Researchers will explore how to unlock the potential of a technology known as plasmonics with a new £4.8 million grant, announced this week.
Surface plasmons are waves of electrons that are generated under particular conditions by directing light onto a nanostructured metal surface. The combination of light and electron motion can be used to focus energy into very small spaces, much smaller than the wavelength of light.
Put simply, investment in world-class projects, equipment and people helps to make the UK the best place in the world to research, discover and innovate.
– Professor Philip Nelson
Chief Executive, EPSRC
Over the last six years researchers at Imperial College London, together with colleagues at King’s College London, have investigated the use of these surface plasmons for data communication and photonic devices, marrying traditional photonics with nanotechnology.

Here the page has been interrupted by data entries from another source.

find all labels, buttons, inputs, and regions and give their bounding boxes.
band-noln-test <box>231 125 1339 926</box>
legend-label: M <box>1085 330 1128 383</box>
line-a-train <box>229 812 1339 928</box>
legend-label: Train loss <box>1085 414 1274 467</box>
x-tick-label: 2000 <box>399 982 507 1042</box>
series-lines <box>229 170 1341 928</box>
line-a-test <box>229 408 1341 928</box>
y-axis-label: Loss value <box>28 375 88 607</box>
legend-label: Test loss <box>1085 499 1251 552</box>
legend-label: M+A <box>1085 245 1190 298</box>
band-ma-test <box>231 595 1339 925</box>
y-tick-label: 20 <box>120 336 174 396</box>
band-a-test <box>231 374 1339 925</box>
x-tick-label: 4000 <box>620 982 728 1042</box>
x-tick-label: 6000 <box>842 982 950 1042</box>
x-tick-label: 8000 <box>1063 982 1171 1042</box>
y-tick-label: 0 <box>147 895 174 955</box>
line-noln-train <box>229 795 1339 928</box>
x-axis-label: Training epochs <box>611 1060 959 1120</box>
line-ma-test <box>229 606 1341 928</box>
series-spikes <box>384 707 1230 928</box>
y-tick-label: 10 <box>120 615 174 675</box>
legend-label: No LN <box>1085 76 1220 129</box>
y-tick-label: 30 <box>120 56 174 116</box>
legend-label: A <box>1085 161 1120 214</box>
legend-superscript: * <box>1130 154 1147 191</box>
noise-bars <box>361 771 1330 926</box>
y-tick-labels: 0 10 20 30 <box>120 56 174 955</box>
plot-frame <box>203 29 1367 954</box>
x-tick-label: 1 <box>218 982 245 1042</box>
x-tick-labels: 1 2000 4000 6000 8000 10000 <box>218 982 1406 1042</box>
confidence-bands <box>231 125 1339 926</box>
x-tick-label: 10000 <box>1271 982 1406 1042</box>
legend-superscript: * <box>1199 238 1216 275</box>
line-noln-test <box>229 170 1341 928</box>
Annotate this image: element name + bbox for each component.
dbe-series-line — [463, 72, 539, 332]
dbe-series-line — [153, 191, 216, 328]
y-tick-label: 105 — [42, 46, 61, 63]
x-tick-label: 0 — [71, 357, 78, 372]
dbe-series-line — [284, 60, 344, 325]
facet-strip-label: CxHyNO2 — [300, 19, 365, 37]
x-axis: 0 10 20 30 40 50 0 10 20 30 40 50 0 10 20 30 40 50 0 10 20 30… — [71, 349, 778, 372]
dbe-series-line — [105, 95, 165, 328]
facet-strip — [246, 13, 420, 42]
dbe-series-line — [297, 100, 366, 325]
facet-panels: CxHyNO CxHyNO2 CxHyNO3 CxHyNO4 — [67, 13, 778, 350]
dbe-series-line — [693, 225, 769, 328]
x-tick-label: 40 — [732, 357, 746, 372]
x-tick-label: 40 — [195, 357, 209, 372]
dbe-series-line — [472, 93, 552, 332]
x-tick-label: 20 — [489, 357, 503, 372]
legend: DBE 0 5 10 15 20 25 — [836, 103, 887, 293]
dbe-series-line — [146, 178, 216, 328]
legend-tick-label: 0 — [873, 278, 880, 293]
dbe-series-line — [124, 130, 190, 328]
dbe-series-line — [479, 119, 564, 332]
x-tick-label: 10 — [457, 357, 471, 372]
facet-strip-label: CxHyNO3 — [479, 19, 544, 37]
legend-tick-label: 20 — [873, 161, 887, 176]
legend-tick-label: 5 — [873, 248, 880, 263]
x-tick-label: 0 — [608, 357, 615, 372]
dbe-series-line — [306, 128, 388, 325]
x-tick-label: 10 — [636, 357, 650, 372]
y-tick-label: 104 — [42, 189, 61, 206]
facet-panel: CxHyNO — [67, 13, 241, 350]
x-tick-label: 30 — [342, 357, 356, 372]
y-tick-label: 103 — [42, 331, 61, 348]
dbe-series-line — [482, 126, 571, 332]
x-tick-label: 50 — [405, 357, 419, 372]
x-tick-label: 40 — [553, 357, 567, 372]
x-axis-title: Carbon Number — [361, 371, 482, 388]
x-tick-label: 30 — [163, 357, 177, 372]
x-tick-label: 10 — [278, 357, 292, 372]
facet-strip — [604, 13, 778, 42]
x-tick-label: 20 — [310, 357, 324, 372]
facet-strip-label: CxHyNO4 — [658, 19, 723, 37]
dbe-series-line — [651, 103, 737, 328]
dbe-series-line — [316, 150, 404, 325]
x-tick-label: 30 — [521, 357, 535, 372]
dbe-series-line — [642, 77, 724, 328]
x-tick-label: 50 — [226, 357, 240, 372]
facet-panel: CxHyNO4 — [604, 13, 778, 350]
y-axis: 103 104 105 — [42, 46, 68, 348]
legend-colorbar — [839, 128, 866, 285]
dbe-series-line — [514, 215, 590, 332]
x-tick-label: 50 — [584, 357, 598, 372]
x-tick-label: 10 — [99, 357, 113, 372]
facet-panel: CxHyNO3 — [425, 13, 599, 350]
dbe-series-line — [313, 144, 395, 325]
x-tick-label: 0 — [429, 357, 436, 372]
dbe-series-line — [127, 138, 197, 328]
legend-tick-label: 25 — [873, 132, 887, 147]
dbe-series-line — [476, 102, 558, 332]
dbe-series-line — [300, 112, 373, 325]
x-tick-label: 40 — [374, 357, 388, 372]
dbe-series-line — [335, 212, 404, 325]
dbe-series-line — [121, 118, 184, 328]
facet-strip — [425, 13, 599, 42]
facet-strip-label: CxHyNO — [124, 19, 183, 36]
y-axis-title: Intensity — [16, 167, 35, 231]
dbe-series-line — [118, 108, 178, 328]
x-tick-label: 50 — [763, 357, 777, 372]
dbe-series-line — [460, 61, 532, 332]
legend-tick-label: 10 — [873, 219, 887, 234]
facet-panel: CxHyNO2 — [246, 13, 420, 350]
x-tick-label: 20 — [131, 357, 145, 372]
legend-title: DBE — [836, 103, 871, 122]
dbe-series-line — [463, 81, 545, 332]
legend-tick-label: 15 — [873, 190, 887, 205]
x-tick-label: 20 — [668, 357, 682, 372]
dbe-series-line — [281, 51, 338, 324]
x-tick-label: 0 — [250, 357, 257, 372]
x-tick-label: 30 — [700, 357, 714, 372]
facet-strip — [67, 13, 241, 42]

Now, the Engineering and Physical Research Council (EPSRC) has awarded a new £4.8 million programme grant to Imperial and King’s College London that will take plasmonics to the next stage, with a focus on real-life applications in chemistry, catalysis, bioimaging, and optoelectronics. On a more fundamental level the project will explore the behaviour of electrons in the formation of plasmons in metallic nanostructures.
“We have put an exciting team of researchers from physics, chemistry, and materials science together to ensure a wide interdisciplinary impact of our research,” said Professor Stefan Maier, Principal Investigator for Imperial on this project, from the College’s Department of Physics. He is joined by a team of senior investigators including Professor Lesley Cohen, Neil Alford, and Dr. Rupert Oulton.
Professor Anatoly Zayats from King’s College, Principal Investigator of the programme grant, said: “We are very excited to work on this research programme with our colleagues at Imperial College London and our industrial partners. We have a challenging six years ahead to unlock new applications of plasmonics. With the development of new plasmonic materials and our understanding of electron behaviour in plasmonic nanostructures, the programme will allow us to harness unique properties of nanoplasmonics in high-density data storage, improved opto-electronic components, green energy, and many other optical technologies of the future.”
The grant is provided by the EPSRC as part of a £70 million package to enhance and support world-leading science equipment and a wide range of research activities at 18 universities across the UK. EPSRC invests around £800 million a year in research and postgraduate training, in areas covering information technology, structural engineering and materials science.
Professor Philip Nelson, EPSRC Chief Executive, said: “Put simply, investment in world-class projects, equipment and people helps to make the UK the best place in the world to research, discover and innovate. This £65m package will fuel the UK’s technological progress, help address the challenges of today and tomorrow, and contribute to a strong economy.”